Tuesday, February 10, 2009

(NYTIMES) A Chaotic Kenya Vote and a Secret U.S. Exit Poll

A Chaotic Kenya Vote and a Secret U.S. Exit Poll
By MIKE McINTIRE and JEFFREY GETTLEMAN
Published: January 30, 2009

For three days in December 2007, Kenya slid into chaos as ballot counters steadily took what appeared to be a presidential election victory for the challenger and delivered it to the incumbent.

Ballot-counting in Nairobi, Kenya, in December 2007. Violence erupted when the incumbent was finally declared the winner.

As tensions mounted, Kenneth Flottman sat in Nairobi and grew increasingly frustrated. He had in his hands the results of an exit poll, paid for by the United States government, that supported the initial returns favoring the challenger, Raila Odinga.

Mr. Flottman, East Africa director for the International Republican Institute, the pro-democracy group that administered the poll, said he had believed that the results would promptly be made public, as a check against election fraud by either side. But then his supervisors said the poll numbers would be kept secret.

When the incumbent, Mwai Kibaki, was finally declared the winner amid cries of foul, Kenya exploded in violence that would leave more than 1,000 people dead before the two sides negotiated a power-sharing deal two months later. With rioters roaming the streets, Mr. Flottman sent an e-mail message to a colleague saying he was worried that, in rebuffing his pleas to release the poll, the institute had succumbed to political pressure from American officials.

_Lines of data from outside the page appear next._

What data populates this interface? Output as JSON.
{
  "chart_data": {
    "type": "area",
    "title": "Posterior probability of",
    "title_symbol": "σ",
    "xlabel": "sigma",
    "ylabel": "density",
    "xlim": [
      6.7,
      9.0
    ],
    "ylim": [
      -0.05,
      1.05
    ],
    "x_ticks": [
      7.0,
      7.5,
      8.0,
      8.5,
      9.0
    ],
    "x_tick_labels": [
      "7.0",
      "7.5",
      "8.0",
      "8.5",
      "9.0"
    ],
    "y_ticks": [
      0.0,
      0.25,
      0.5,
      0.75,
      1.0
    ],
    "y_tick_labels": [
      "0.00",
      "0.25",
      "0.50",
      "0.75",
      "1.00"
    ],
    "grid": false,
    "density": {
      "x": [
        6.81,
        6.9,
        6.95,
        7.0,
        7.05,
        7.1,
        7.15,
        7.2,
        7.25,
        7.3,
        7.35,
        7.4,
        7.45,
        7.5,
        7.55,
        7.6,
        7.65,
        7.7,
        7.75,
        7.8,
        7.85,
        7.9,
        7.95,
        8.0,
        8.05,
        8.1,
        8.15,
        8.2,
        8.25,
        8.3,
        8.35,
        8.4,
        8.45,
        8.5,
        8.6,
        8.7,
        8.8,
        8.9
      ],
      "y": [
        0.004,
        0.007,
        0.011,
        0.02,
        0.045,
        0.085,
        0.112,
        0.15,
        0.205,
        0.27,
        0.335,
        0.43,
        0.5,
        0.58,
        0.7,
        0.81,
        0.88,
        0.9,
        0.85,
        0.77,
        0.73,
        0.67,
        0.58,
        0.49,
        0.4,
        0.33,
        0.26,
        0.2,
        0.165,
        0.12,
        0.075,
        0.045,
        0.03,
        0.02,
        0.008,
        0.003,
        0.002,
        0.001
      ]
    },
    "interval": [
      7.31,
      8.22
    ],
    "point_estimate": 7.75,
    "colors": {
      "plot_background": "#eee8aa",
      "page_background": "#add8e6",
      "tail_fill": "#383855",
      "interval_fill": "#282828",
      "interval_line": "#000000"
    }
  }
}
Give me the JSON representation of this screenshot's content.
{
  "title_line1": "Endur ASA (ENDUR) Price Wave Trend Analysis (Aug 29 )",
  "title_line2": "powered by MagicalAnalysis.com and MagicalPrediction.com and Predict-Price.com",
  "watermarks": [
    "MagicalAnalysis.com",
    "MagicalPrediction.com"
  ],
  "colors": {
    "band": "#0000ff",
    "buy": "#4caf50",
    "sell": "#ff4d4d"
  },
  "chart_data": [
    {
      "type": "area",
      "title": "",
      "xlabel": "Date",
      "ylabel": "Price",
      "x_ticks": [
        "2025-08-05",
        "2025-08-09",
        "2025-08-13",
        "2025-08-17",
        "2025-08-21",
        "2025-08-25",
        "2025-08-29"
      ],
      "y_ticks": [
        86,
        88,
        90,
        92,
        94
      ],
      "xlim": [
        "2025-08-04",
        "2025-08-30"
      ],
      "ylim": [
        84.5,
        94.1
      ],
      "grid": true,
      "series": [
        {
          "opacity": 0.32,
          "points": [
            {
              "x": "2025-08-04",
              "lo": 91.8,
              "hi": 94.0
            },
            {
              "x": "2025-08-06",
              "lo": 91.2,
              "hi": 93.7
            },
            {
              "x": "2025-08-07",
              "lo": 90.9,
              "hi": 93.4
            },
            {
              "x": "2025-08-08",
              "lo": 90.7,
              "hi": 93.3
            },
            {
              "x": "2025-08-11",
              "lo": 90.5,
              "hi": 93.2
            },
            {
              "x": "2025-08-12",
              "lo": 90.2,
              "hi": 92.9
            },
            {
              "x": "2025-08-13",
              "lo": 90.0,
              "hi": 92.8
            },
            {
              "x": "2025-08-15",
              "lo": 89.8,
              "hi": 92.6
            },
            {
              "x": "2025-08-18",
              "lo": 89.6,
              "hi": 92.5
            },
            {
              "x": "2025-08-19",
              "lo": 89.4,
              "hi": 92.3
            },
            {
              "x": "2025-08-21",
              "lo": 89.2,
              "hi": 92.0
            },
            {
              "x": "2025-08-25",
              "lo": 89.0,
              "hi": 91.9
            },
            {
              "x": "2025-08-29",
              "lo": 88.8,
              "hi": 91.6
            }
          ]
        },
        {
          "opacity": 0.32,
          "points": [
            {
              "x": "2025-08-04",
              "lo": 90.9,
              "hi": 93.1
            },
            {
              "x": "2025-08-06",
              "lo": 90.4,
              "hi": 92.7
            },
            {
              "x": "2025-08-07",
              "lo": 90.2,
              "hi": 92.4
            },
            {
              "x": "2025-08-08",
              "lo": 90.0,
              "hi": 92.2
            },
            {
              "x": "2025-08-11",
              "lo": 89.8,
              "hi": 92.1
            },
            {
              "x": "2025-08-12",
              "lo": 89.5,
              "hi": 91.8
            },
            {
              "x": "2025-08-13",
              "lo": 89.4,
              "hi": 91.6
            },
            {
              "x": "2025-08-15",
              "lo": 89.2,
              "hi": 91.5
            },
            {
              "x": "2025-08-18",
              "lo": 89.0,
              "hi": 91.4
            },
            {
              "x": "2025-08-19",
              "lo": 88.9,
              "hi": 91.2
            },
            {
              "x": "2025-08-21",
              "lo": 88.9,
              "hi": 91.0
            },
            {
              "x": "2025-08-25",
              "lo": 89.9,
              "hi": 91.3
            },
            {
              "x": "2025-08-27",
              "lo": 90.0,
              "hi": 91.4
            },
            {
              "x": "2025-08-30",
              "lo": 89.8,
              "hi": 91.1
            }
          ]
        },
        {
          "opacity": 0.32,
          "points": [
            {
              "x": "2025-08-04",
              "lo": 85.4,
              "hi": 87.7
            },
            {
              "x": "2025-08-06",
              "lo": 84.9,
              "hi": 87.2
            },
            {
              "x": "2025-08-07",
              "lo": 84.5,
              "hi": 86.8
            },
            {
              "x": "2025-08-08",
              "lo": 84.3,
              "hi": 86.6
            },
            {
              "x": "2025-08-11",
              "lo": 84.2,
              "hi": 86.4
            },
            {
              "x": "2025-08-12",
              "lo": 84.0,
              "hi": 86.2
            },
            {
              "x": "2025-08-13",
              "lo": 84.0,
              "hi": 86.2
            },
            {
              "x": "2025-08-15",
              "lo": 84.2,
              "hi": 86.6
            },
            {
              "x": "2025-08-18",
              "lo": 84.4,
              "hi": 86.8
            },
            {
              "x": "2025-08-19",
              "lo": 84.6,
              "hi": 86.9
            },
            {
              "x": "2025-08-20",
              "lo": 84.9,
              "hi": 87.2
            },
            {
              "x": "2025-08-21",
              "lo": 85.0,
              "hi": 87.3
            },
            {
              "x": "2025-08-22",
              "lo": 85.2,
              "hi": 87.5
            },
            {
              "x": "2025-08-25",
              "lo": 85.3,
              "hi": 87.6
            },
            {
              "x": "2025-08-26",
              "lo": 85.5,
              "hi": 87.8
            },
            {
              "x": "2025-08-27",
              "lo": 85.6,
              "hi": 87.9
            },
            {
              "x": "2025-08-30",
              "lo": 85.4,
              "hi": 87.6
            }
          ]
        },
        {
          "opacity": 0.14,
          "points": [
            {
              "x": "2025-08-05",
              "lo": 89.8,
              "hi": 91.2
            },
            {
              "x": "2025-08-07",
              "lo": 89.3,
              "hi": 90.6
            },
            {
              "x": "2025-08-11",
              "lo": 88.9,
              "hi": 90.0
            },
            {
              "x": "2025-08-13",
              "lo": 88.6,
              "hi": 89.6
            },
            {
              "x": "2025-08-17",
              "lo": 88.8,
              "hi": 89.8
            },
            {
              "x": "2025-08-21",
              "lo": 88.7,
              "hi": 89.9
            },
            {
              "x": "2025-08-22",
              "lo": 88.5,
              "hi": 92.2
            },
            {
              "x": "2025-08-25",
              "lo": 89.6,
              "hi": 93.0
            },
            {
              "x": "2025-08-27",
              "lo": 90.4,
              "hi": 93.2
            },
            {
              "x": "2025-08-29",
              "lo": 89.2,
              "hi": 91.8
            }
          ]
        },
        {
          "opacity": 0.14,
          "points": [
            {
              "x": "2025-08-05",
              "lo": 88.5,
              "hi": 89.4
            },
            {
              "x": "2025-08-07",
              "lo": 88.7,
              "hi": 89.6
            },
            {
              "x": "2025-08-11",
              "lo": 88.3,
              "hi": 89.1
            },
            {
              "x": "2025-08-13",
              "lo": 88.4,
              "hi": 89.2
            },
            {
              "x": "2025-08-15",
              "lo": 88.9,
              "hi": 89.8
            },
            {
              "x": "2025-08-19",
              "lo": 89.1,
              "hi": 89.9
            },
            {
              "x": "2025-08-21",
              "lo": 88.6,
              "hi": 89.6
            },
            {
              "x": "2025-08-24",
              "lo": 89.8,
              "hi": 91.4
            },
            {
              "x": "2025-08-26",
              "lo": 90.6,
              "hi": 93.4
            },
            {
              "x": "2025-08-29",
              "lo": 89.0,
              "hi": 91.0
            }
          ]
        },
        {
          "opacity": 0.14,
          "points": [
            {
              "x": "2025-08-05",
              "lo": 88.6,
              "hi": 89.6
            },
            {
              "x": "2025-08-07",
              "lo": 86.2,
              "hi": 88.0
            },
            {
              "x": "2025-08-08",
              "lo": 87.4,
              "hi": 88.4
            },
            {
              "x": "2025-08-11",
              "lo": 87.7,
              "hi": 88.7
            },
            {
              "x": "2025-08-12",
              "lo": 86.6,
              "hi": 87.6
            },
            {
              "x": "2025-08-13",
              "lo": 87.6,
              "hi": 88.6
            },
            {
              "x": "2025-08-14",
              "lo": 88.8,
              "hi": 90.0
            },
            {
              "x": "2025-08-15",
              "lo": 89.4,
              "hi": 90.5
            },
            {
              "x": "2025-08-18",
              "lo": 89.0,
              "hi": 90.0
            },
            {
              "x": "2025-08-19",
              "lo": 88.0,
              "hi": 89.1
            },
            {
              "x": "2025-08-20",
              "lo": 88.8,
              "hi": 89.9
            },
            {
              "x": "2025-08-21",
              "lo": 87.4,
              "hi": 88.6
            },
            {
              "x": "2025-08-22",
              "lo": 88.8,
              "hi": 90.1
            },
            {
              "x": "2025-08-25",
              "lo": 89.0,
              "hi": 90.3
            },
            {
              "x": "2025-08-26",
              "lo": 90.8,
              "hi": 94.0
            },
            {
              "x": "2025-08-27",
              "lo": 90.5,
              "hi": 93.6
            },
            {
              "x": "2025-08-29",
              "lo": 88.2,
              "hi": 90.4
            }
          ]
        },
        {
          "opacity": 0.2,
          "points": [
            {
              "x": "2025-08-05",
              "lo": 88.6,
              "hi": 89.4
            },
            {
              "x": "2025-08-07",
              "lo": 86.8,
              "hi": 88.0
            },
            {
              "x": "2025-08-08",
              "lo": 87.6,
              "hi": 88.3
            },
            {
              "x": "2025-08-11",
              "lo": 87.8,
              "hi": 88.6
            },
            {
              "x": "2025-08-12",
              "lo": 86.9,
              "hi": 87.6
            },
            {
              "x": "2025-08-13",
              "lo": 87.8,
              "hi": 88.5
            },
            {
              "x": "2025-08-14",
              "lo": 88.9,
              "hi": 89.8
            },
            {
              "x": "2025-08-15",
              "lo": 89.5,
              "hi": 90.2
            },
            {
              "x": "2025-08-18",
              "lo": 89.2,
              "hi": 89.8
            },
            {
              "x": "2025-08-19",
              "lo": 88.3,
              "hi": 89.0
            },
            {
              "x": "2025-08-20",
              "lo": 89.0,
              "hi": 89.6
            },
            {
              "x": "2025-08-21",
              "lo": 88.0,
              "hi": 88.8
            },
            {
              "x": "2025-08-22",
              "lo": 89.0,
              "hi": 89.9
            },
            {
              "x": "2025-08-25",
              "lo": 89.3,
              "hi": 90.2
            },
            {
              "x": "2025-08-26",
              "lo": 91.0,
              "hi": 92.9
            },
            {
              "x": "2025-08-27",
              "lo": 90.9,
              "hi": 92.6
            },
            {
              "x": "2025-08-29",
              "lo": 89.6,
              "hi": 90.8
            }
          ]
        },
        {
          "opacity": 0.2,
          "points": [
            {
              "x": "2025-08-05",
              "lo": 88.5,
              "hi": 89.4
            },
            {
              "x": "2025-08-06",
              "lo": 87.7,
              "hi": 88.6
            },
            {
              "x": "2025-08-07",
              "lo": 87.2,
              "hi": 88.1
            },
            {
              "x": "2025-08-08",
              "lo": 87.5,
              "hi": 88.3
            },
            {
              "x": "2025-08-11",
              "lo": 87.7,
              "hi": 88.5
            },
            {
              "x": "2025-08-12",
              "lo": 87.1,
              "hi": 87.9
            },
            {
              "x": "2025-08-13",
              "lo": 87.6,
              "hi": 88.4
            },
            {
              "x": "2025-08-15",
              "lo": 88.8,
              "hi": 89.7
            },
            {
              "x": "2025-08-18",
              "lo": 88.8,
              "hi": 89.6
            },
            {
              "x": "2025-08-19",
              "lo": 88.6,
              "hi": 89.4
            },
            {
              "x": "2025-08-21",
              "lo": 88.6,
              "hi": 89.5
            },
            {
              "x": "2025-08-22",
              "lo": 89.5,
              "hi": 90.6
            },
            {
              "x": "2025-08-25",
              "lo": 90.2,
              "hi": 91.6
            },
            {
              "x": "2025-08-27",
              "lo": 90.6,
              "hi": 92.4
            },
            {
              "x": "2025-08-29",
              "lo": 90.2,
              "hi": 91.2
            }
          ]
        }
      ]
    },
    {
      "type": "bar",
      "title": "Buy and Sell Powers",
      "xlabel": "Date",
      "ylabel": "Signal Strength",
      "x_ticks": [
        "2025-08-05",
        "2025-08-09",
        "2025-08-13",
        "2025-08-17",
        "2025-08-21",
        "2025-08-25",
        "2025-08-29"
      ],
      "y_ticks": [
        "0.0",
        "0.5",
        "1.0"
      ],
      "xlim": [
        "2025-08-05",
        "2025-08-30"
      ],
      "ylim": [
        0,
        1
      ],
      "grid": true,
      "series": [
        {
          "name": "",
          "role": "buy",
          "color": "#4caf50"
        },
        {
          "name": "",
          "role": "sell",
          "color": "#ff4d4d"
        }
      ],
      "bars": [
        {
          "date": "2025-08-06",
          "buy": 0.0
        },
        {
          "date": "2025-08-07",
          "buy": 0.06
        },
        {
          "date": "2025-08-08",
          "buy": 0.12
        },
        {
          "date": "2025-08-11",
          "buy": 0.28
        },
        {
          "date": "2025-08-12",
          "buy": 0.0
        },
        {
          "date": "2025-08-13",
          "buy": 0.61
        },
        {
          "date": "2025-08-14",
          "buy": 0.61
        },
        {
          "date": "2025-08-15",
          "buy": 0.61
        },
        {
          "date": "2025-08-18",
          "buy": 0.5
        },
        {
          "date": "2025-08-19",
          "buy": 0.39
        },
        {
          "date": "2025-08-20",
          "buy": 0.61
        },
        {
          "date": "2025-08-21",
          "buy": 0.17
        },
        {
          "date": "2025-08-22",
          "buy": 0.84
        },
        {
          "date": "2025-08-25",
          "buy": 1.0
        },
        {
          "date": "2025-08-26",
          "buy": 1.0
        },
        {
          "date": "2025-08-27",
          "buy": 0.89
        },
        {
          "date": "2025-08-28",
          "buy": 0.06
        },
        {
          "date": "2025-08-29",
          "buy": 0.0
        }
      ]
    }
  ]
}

“Supporting democracy and managing political outcomes are two different objectives for a nonpartisan, foreign-based organization or country,” he wrote, “and sometimes there is a conflict that requires a choice.”

A year later, the poll’s fate remains a source of bitter contention, even as Kenya has moved to remake its electoral system. The failure to disclose it was raised at a Senate hearing in Washington last year and has been denounced by human rights advocates, who said it might have saved lives by nudging Mr. Kibaki to accept a negotiated settlement more quickly.

Exit polls, of course, are not always accurate, and it is impossible to know if events might have played out differently had the institute publicized the results, as it has usually done elsewhere. But in Kenya’s highly contested election, this particular exit poll, conducted by an experienced American organization, might have been the best gauge of who really won.

An examination by The New York Times found that the official explanation for withholding the poll — that it was technically flawed — had been disputed by at least four people involved in the institute’s Kenya operations. The examination, including interviews and a review of e-mail messages and internal memorandums, raises questions about the intentions and priorities of American observers as Kenyans desperately sought credible information about the vote.

None of those interviewed professed to know why the institute withheld the results. But the decision was consistent with other American actions that seemed focused on preserving stability in Kenya, rather than determining the actual winner.

When Mr. Kibaki claimed victory on Dec. 30, 2007, the State Department quickly congratulated him and called on Kenyans to accept the outcome, even though international observers had reported instances of serious ballot-counting fraud. American officials backed away from their endorsement the next day and ultimately pushed the deal that made Mr. Odinga prime minister.

After insisting for months that the poll was flawed, the institute released it last August — long past the point of diplomatic impact — after outside experts whom it had hired determined that it was valid. It showed Mr. Kibaki losing by about six percentage points.

The institute would not make anyone available for interviews. In written responses to questions, a spokeswoman, Lisa Gates, said that the decision to withhold the results was based on “a lack of confidence in the data, nothing else,” and that any suggestions that it was at the behest of the United States government were “completely false.” To clear its name, the institute has asked that the State Department inspector general look into whether the poll was withheld “at the request of U.S. government officials,” she said.

“Had I.R.I. released a poll which we had reason to believe was incorrect,” she said, “The New York Times would be asking — quite rightly — how we could have been so cavalier and irresponsible.” The outside experts’ review, she said, showed that the initial results were off by two percentage points.